The second type is the "vertical asymptote". It occurs when for some x, the denominator (and only denominator) equals zero. It's somewhat easier to understand. Let's think about what happens when we see 8/4. This says: how many times, can we fit the denominator 4 into 8? It takes 2 times. For 8/2 it takes 4 times; for 8/1 - 8 times; 8/0.5 - 16 times; 8/0.25 - 32 times. The lower and closer to zero our denominator gets, the more times we can fit it into the same 8. When it becomes really really small, it can take millions of times! When it gets such a small number that we can barely distinguish it from zero, it seems like it would take almost infinite times of that number to fit our 8! That's why when denominator approaches 0, we say that the result approaches infinity.
When x approaches 0, y=8/x approaches infinity and y=-8/x approaches negative infinity.
Don't be confused, when x actually equals zero, y=8/x is undefined! In this case, you could say that even infinity is not enough :)
When saying "approaches zero", we only mean that it gets very very very close to zero, but not zero.
"Vertical asymptote at x = k" only refers to what happens before and after k on the graph. x = k itself is undefined.
The graph before and after vertical asymptote quickly gets almost parallel to the y-axis.
Hope this is helpful.
Source: https://www.khanacademy.org/math/algebra2/rational-expressions-equations-and-functions/discontinuities-of-rational-functions/v/discontinuities-of-rational-functions
Two functions are typically defined to be equal if and only if they...
- Share the same domain
- Share the same codomain
- Take on the same values for each input.
Thus, functions $f,g : S \to T$ for sets $S,T$ have $f=g$ if and only if $f(x) = g(x)$ for all $x$ in $S$.
For functions with holes, we typically restrict the domain by ensuring the values where the function is not defined at not included. For example, in the functions you have, you have
$$f(x) = \frac{(x-3)(x+2)}{(x-3)} \;\;\;\;\; g(x) = x+2$$
Are these equal? Yes, and no.
A function must be defined at all values of the domain. Thus, we can say $3$ is not in the domain of $f$ for sure. But we never specified otherwise the domains and codomains of these functions! Typically, unless stated otherwise, we often assume their domain to be $\Bbb R$ or $\Bbb C$, minus whatever points are causing problems - and of course, in such cases, $f \neq g$ since $f(3)$ is not defined, and thus $f$ normally has domain $\Bbb R \setminus \{3\}$ and $g$ generally has domain $\Bbb R$.

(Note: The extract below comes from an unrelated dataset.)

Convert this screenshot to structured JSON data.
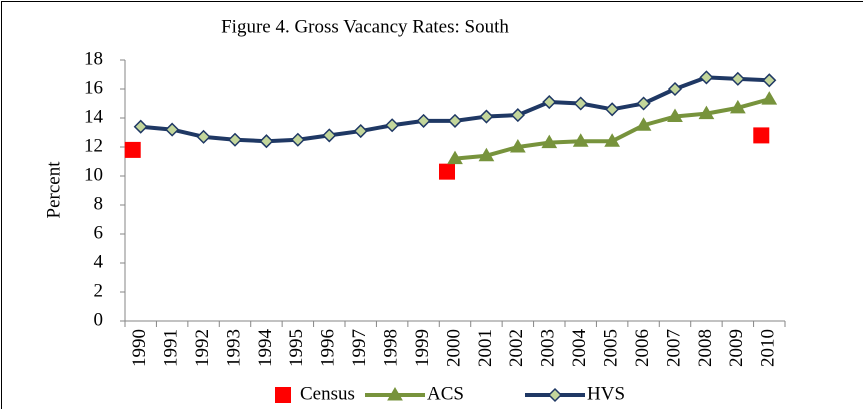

But that restriction is not necessary. For example, we could define the functions to be $f,g : \Bbb R \setminus \Bbb Q \to \Bbb R$. Notice that the domain of both functions are now all real numbers except rational numbers, i.e. the irrational numbers. This means $3$ is not in the domain of either function - and since that's the only "trouble spot," and the codomains are equal, and the values are equal at each point in the domain, $f=g$ here.
Or even more simply: we could have $\Bbb R \setminus \{3\}$ be the domain of $f$ and $g$ and again have equality! The key point in all this is that, just because $f$ or $g$ do attain defined values for certain inputs, doesn't mean they have to be in the domain.
In short, whether $f=g$ depends on your definitions of each. Under typical assumptions, $f \neq g$ in this case, but if we deviate from those assumptions even a little we don't necessarily have inequality.
Best Answer
You clearly understand the algebra, and the idea behind "removable singularity". The definition of the domain is a little subtle (and usually not particularly important, given your understanding).
The expressions on the right in
$$f(x) = \frac{x-2}{(x-2)(x+2)}$$
and
$$g(x) = \frac{1}{x+2}$$
define the same function where both make sense. That function has an unremovable singularity at $x=-2$.
The domain of $g$ contains the point $x=2$; the domain of $f$ does not, so strictly speaking they are not the same function. But the limit of $f$ at $x=2$ does exist, and has value $g(2) = 1/4$. That's exactly what we mean when we say the singularity is removable.